Der „spindle assembly checkpoint“ (SAC) ist ein hoch konservierter, eukaryontischer Überwachungsmechanismus der die genomische Integrität aufrechterhält, indem er das Fortschreiten der Mitose so lange verhindert, bis die Mikrotubuli der mitotischen Spindel sich an alle Kinetochore angeheftet haben. Eine Fehlfunktion dieses Kontrollmechanismus führt zu Fehlern bei der Chromosomensegregation und kann zur Tumorentstehung beitragen. SAC-Proteine konzentrieren sich an unangehefteten Kinetochoren, was als Voraussetzung für die Entstehung des SAC-Signals gilt. Diese Studie verwendet den Modellorganismus Schizosaccharomyces pombe um die Rolle der einzelnen SAC-Proteine und deren Interaktionen während der SACSignalkaskade aufzudecken. Wir haben die Verbindung zwischen Mad1 und Bub1 untersucht, um die Verknüpfung zwischen frühen und späteren Vorgängen des SACSignalwegs zu verstehen.
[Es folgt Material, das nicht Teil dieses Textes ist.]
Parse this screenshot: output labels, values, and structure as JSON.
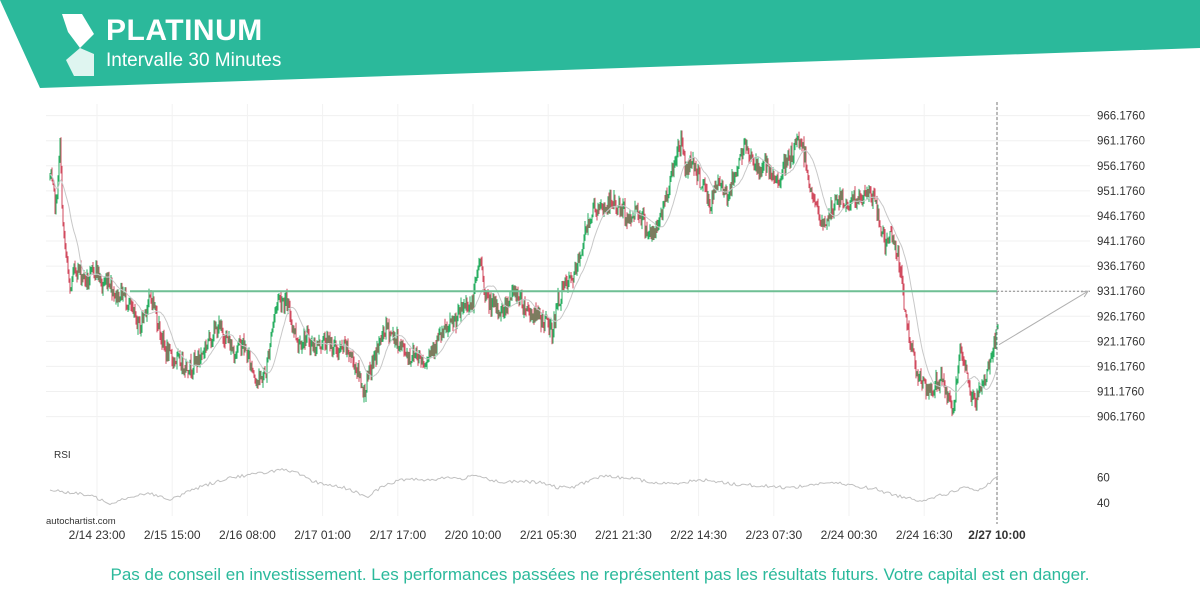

Dabei haben wir herausgefunden, dass konservierte Motive in Bub1 und Mad1 essentiell sind, um Mad1 an Kinetochore zu rekrutieren und ein SAC-Signal zu generieren. Zudem haben wir gezeigt, dass Mad1 eine zusätzliche und bisher unbekannte Funktion im SAC hat. Bub1 spielt früher als Mad1 eine Rolle in der SAC-Signalkaskade und bestimmte Motive in einem der Kinetochorproteine werden für die Rekrutierung des Bub3-Bub1 Komplexes an die Kinetochore benötigt. Wir zeigen, dass ein kleiner Teil dieser Motive bereits für die Rekrutierung und die Aktivität des Checkpoints ausreicht. Der letztendliche Effektor des Checkpoint-Signals ist der „mitotische Checkpoint Komplex“. Es wurde kürzlich gezeigt, dass die Zusammensetzung dieses Komplexes von bisherigen Annahmen abweicht. Während frühere Arbeiten darauf hinwiesen, dass ein Molekül des Cdc20 Proteins Teil des Komplexes ist, haben neueste Ergebnisse gezeigt, dass der Komplex tatsächlich zwei Cdc20 Moleküle enthält, wenn er an den APC/C gebunden ist. Wir beobachteten eine vergleichbare Situation in Spalthefe und beschreiben wie konservierte Motive im Checkpoint Protein Mad3 zur Bindung dieser Cdc20 Moleküle beitragen. Zudem zeigen wir, dass die APC/C Untereinheit Apc15 in S. pombe für Checkpoint-Aktivität benötigt wird, was basierend auf Arbeiten in anderen Organismen unerwartet war. Zusammenfassend konnten wir neue Aspekte des „spindle assembly checkpoint“ Signalwegs aufzeigen und haben sowohl Übereinstimmungen als auch Unterschiede zwischen Organismen gefunden, was verdeutlicht wie konserviert aber zugleich wandlungsfähig dieser Signalweg ist.